Cytat: grizzly w 2008-03-26, 18:06:54
Cytat: Hank w 2008-03-26, 11:38:54
....Ciekawe, że wszystkim tym ludziom, którym nie podoba się sytuacja w Tybecie, gdzie ostatnio zginęło  kilkadziesiąt osób, brak sił na protest w sprawie wojny irackiej, gdzie zginęło już ok. 700 000 ludzi i która  przyniosła wydatki tylko ze strony amerykańskiej przekraczające 2 biliony dolarów...

Hank Ty to naprawde masz postawe prawdziwego "czekisty" :P

Elita musi bronic swoich przywilejow czy to takie dziwne???

Ciekawe po ktorej stronie barykady jestes Ty?
Planktonicznej? :shock:


Nie jestem "czekistą". Cenię sobie twarde fakty, a krytykuję naiwność i hipokryzję.Stąd nieco śmieszą mnie te apele o pokój w Tybecie, podczas gdy naprawde wielkie zło dzieje się gdzie indziej.
Natomiast nie rozumiem, dlaczego bezmyślne marnotrawienie sił w Iraku i równie bezmyślne zadłużanie państwa ma działać na rzecz elit amerykańskich.

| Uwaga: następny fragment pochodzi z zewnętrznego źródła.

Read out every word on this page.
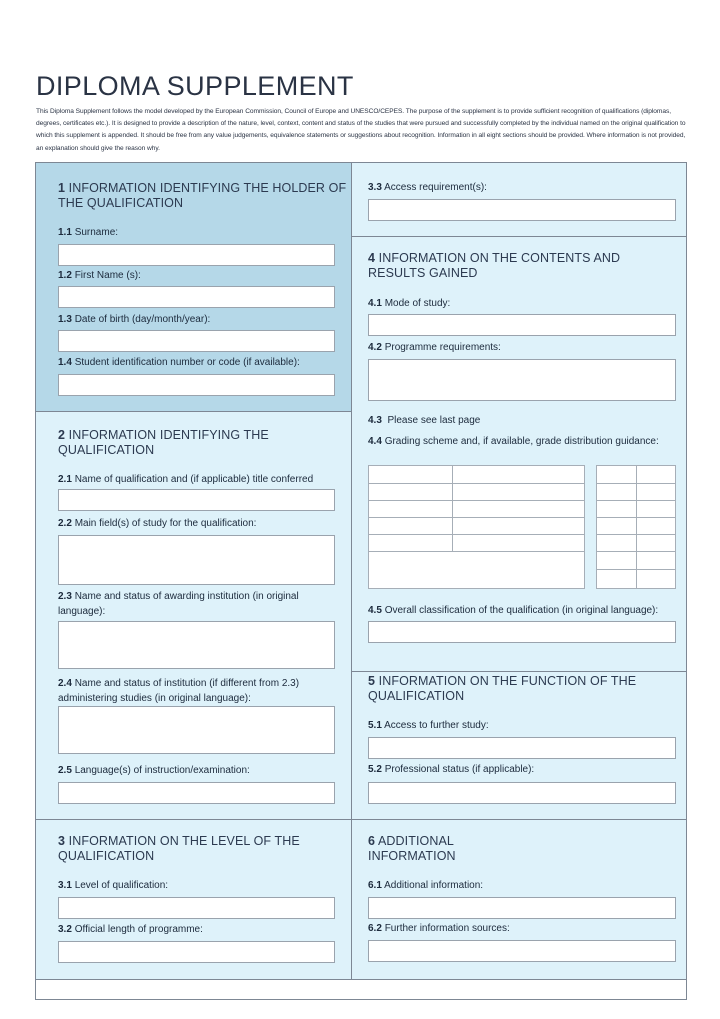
DIPLOMA SUPPLEMENT
This Diploma Supplement follows the model developed by the European Commission, Council of Europe and UNESCO/CEPES. The purpose of the supplement is to provide sufficient recognition of qualifications (diplomas, degrees, certificates etc.). It is designed to provide a description of the nature, level, context, content and status of the studies that were pursued and successfully completed by the individual named on the original qualification to which this supplement is appended. It should be free from any value judgements, equivalence statements or suggestions about recognition. Information in all eight sections should be provided. Where information is not provided, an explanation should give the reason why.
1 INFORMATION IDENTIFYING THE HOLDER OF THE QUALIFICATION
1.1 Surname:
1.2 First Name (s):
1.3 Date of birth (day/month/year):
1.4 Student identification number or code (if available):
2 INFORMATION IDENTIFYING THE QUALIFICATION
2.1 Name of qualification and (if applicable) title conferred
2.2 Main field(s) of study for the qualification:
2.3 Name and status of awarding institution (in original language):
2.4 Name and status of institution (if different from 2.3) administering studies (in original language):
2.5 Language(s) of instruction/examination:
3 INFORMATION ON THE LEVEL OF THE QUALIFICATION
3.1 Level of qualification:
3.2 Official length of programme:
3.3 Access requirement(s):
4 INFORMATION ON THE CONTENTS AND RESULTS GAINED
4.1 Mode of study:
4.2 Programme requirements:
4.3 Please see last page
4.4 Grading scheme and, if available, grade distribution guidance:

4.5 Overall classification of the qualification (in original language):
5 INFORMATION ON THE FUNCTION OF THE QUALIFICATION
5.1 Access to further study:
5.2 Professional status (if applicable):
6 ADDITIONAL INFORMATION
6.1 Additional information:
6.2 Further information sources:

Niszcząc własne siły Amerykanie podkopują materialne podstawy swojej hegemonii i światowego przywództwa, którym się cieszyli po upadku ZSRR.

Teresa Stachurska


Waldek

Najśmieszniejszym paradoksem jest to, że ci sami wolnościowi łobrońcy "wolnego" (fundamentalistycznego lol) Tybetu u nas protestują przeciw konkordatowi i czarnym, nazywają wpływy i nauki kościoła ciemnogrodem.  :lol:

Cudze chwalicie a swego nie znacie?

Już Aldous Huxley wielki zachodni zwolennik buddyzmu i hinduizmu po swej wizycie w Indiach natychmiast zmienił poglądy i napisał:

"Opowiadamy się całkowicie za religią dokóki nie odwiedzimy naprawdę religijnego kraju, wtedy opowiadamy się całkowicie za systemem drenów, mechanizacją i podstawową pensją."